When Sarah had completed the song, her eyes turned upward to look at him, "How was that?" She had asked him in a small voice.

"Beautiful," he responded as he made his way down the last of the stairs to where she sat. "Play some more?" She looked away from him then, Duncan placed his finger tips lightly under her chin and turned her to look at him again, "Please. For me?" He knew that was a cheap ploy and he should not use it, but he was quickly learning that she would do almost anything that he asked of her. Sarah placed her fingers back on the keys. "Try the guitar?" Duncan asked quietly.

Sarah shook slightly and gave out an audible sigh as she glanced past him at the guitar case. She rose and opened the case, took the guitar in her hands and gently lifted it out. Sarah nestled herself on the couch with the guitar in her lap, Duncan watched as her hands caressed the wood and the strings, the way she stared at as though it were some long forgotten friend that she was unsure if she was happy to see again. Her thumb slid down the strings and Sarah cringed. "Oh, that's horrible!" She exclaimed and then began the business of re-tuning the instrument. "These strings are ancient, Duncan." Sarah said without looking up at him, "I don't know how long they'll last or how good it will sound . . . "

"We'll get new strings in the morning." He said reassuringly as he sat on the other end of the couch and waited for her to finish tuning the guitar.

"Here goes nothing." Sarah said nervously as her thumb again slid down the strings, this time she did not cringe at the tones it made. "What do you want me to play?"

"Whatever you like."

Sarah reached into the case and put the strap on the guitar, she slid it over her head as she rose and began to walk around the room fiddling with the strings. Soon the nonsense sounds she was making began to take the form of a song. It took him a few moments to recall the name of the song, his taste in music was different from hers, she was all American Rock and Roll and he was more European Classical, the tune she was playing was an old Fleetwood Mac song, "Rhiannon".

"All your life you've never seen a woman taken by the wind. Would you stay if she promised you heaven? Will you ever win? Will you ever win?" Sarah sang as she continued to walk around the room and strum the guitar. When she turned to face him, he saw that her eyes were closed. They probably had been the entire time she was playing.

Once again he was awed by her grace and beauty, Duncan watched as she blindly made her way effortlessly around the room, not so much as coming close to bumping into a piece of furniture and listened to her sing and play.

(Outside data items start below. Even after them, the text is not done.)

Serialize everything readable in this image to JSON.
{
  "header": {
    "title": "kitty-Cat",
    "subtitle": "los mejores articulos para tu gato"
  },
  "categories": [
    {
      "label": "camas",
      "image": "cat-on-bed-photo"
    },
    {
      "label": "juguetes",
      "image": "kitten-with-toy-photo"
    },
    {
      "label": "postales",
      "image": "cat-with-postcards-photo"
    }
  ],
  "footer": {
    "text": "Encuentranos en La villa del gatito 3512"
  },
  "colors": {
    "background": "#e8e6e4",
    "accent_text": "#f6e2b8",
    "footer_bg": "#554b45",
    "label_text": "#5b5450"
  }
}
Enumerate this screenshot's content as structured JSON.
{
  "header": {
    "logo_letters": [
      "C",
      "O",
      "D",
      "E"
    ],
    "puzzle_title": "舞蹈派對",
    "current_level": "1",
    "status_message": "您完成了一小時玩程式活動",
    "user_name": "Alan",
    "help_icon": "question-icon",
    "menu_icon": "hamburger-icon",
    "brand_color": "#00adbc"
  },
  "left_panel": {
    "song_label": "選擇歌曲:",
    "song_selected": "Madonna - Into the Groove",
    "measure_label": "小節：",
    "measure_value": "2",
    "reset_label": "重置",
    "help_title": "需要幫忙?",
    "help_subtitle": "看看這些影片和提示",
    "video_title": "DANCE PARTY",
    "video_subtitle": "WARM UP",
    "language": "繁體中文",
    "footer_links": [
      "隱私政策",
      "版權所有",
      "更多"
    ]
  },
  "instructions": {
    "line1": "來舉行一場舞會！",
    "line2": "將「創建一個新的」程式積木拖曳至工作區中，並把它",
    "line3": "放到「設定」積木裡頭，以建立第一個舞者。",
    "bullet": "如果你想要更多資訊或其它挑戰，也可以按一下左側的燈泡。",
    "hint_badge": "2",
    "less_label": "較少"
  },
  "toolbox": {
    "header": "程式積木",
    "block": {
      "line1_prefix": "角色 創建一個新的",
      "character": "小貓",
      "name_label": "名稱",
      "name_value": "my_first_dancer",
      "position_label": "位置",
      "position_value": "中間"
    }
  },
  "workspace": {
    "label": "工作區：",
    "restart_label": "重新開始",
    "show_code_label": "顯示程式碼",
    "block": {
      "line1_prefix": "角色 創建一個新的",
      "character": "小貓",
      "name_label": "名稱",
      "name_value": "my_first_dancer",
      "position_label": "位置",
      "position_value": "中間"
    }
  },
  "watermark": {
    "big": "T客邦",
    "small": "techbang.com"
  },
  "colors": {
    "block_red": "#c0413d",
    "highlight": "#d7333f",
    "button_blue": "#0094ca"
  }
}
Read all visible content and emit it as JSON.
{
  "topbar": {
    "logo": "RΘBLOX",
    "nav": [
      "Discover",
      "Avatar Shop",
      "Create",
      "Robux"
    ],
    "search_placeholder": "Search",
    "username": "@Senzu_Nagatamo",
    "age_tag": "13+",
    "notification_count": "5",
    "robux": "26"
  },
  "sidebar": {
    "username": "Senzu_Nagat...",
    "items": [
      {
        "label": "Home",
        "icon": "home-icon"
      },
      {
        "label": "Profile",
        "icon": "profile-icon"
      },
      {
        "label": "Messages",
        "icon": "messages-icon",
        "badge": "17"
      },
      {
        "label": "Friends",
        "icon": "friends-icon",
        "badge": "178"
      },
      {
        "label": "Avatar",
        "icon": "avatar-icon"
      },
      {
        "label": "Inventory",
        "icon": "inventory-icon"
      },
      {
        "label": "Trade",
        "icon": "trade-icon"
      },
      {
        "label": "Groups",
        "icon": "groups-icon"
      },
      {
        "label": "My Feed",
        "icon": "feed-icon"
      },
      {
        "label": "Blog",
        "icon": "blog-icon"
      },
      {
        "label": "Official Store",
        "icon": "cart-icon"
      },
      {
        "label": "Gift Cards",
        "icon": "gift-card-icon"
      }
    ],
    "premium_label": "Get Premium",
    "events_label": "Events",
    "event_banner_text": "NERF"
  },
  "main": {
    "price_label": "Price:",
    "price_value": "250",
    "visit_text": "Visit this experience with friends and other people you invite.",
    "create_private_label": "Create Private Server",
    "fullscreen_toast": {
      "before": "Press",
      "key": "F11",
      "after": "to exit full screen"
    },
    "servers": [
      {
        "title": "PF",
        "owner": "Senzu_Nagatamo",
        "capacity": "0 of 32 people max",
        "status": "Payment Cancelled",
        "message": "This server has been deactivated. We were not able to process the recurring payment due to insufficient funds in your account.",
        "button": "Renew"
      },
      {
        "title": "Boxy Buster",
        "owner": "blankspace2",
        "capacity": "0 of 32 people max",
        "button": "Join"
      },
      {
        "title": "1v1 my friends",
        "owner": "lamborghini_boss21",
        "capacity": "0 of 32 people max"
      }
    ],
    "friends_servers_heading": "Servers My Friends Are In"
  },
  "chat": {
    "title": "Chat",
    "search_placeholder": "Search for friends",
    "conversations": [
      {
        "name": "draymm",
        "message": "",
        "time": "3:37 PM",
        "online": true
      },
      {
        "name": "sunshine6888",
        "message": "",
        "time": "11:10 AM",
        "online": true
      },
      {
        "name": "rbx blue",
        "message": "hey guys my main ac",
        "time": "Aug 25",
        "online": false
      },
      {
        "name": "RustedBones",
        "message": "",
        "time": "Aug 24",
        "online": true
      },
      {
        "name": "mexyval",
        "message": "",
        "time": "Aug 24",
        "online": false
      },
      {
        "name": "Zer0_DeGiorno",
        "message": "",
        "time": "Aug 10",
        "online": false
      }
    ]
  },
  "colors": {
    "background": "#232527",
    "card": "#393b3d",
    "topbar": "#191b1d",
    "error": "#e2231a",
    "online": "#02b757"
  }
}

After that night she played for him often. Sarah had even had him dig the amplifiers and monitors out of the basement of the main house, she had set them up in the game room and he often heard the sound of the Les Paul in her hands as it drifted throughout the house.

Before he realized it, Duncan was turning into the cobble stone driveway of Cooper’s Inn.

Sarah was waiting for him at the door. "You're late." She said with a mocking whine as the truck pulled to a stop.

"Sorry, darling. Took a little longer than I expected." Duncan replied as he jumped from the cab to place a kiss on her lips and an arm around her waist.

"Dinner's ready. Do you want some help?"

"No, I'll be inside in a minute." He told her as he made his way around to the bed and unlocked the hatch. Duncan looked up to see her walking away, she moved lightly from side to side. "Sarah, are you all right?"

Slowly she turned back to look at him. For a moment there was no expression on her face at all then her eyes lightened and she smiled. "Fine. Just fine."

Yes, my headache has gone away. I'm just fine, Duncan.